Un omaggio all’amico Alberto Chicayban poiché esce a giugno Pasodoble 21, l’ultima sua incisione insieme a Michele Pucci, un lavoro maturo, frutto di una collaborazione più che ventennale. Compagni di viaggio dei due sono Roberto Daris (acordeón), Elisa Frausin (violoncello), Angelo Giordano (percussioni), Franco Feruglio (contrabasso). Michele Pucci e Alberto Chicayban sono protagonisti della scena musicale da molto tempo. Il primo, esploratore della musica etnica, da quella sudamericana, a quella araba e andalusa, ha già inciso 14 CD e collabora stabilmente con diverse formazioni in Italia ed all’estero, tra cui il gruppo “Mimbrales”. Chicayban, nato a Niterói, Rio de Janeiro (Brasile), ha al suo attivo produzioni musicali anche per il cinema, la TV (TV Globo di Rio de Janeiro e TV Fuji di Tokyo) ed il teatro. Ha all’attivo dischi come interprete solista e strumentista del Grupo Maria Déia, fondato da egli stesso nel 1974 a Rio de Janeiro ed occasione d’incontro con Caetano Veloso, Ivan Lins, Sergio Ricardo, Sidney Miller, Vital Farias. È stato docente di Storia della Musica Brasiliana alla Scuola Statale di Musica Villa-Lobos di Rio de Janeiro e di Linguaggio Musicale alla Scuola Statale di Teatro Martins Penna di Rio de Janeiro.

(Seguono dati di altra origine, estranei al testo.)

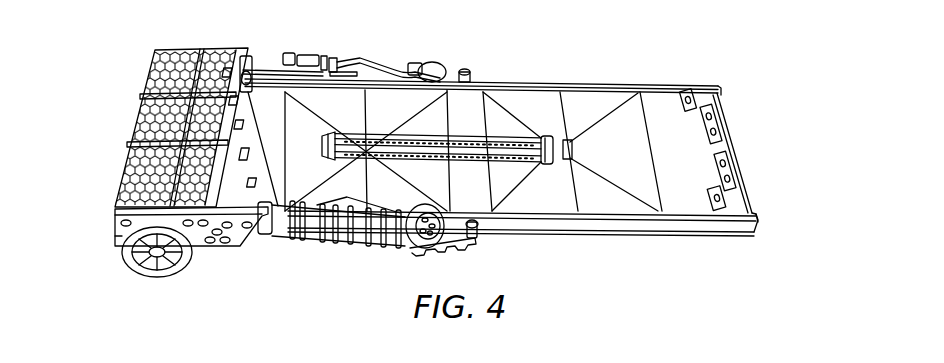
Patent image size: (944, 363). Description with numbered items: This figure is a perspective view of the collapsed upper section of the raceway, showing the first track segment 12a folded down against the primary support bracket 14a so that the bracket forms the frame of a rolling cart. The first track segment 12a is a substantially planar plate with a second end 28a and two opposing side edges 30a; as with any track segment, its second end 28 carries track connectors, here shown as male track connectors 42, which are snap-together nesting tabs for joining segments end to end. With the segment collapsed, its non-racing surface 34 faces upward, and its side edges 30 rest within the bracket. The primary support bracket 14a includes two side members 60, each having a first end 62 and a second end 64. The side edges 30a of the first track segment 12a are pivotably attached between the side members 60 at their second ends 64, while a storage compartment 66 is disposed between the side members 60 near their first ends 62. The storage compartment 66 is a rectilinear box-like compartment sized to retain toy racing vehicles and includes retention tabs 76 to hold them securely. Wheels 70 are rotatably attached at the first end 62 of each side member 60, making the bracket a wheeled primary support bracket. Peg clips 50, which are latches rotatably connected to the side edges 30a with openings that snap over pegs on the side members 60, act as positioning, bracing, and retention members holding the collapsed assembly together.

The first track segment 12a is at (708, 250).
The primary support bracket 14a is at (227, 240).
The second end 28 is at (755, 158).
The second end 28a is at (762, 197).
The side edges 30 is at (577, 227).
The side edges 30a is at (522, 82).
The non-racing surface 34 is at (590, 100).
The male track connectors 42 is at (737, 160).
The peg clips 50 is at (472, 242).
The side members 60 is at (330, 55).
The first end 62 is at (107, 242).
The second end 64 is at (448, 55).
The storage compartment 66 is at (188, 52).
The wheels 70 is at (158, 275).
The retention tabs 76 is at (247, 72).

Negli undici brani di Pasodoble 21, i due chitarristi si riconoscono, si cercano, si scoprono, costruiscono un unicum sonoro dialettico in cui l’espressione del virtuosismo è funzionale solo ad una rilettura originale dei brani, non è mai fine a se stesso, autocelebrativo. Piuttosto crea un ordito sonoro ricco di coloriture timbriche, su cui la voce particolarissima e potente di Alberto Chicayban ricama dettagli e suggestioni di vivida ispirazione melodica.

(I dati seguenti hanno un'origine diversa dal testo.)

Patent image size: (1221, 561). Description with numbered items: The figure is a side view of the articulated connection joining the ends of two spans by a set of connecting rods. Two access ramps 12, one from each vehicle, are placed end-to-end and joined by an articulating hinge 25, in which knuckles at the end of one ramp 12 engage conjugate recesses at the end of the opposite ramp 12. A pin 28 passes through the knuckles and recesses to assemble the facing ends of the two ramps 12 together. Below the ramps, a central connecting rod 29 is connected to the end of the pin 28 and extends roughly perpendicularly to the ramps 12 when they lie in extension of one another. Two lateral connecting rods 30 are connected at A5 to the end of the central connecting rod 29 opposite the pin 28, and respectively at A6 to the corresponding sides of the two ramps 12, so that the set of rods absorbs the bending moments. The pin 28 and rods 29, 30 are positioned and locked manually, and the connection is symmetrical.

In questo lavoro corale esplorano le consuetudini della musica sud e centro americana, tango, milonga, bolero, samba, ma attingono energia e linfa vitale anche da classica e moderna, per una deriva di ricerca che conduce ad approdi desueti, per nulla scontati. È sintesi perfetta tra tradizione e sperimentazione, una vera formula alchemica che crea un linguaggio identitario altro e riconoscibile, pur attingendo ad un repertorio in qualche modo classico. Le riletture di brani immortali della musica sud americana, quali “Vuelvo al sur” (Astor Piazzolla y Pino Solanas), “Malena” (Lucio De Mare y Homero Manzi), “O que serÁ?” (Chico Buarque de Hollanda) o ancora “EU SEI QUE VOU TE AMAR” (A.C.Jobim e Vinícius de Moraes), definiscono appena i confini di un viaggio d’esplorazione autentica, il cui esito è il concepimento di un nuovo metodo sonoro, che, al contrario, non conosce frontiere applicative. La chiave di arrangiamento ed interpretativa è, infatti, estremamente flessibile, disvela sonorità versatili, uniche ed universali al contempo.

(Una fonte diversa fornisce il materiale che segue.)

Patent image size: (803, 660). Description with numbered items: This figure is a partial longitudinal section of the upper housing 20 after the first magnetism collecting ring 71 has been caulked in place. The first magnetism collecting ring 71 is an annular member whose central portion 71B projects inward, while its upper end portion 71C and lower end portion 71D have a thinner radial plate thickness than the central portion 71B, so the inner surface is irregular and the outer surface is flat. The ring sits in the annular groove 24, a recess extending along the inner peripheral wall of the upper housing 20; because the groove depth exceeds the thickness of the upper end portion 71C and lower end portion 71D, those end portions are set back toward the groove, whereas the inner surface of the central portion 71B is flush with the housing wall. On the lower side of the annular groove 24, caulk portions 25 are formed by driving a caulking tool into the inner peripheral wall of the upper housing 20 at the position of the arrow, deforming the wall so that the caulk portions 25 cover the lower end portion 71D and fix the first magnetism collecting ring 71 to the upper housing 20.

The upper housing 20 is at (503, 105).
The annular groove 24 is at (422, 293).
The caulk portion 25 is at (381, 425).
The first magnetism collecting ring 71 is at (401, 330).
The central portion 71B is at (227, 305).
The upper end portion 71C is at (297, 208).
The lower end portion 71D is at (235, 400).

È disco che si ascolta con attenzione, fa da sottofondo ad altro, si balla, si propone, invita alla lentezza dell’ascolto, dal piacere del riascolto fa emergere dettagli sempre nuovi e sorprendenti, come in un gioco d’azzardo di dialoghi mai scontati ed inesausto.


15 risposte a "Pasodoble 21 (Allonsanfàn parte dodicesima: Alberto Chicayban e Michele Pucci)"

  1. Ascoltare Malena, in questo momento, è un colpo basso alla mia già confusa e travagliata mente. Mescola memoria, nostalgia, ricordi, che mi portano a fare bilanci che non voglio. Ad ogni modo, mischia rara, due temperamenti culturali, in un tango, la voce che racconta e chitarre con un suono potente andaluso che lascia impronta. Molto bravi.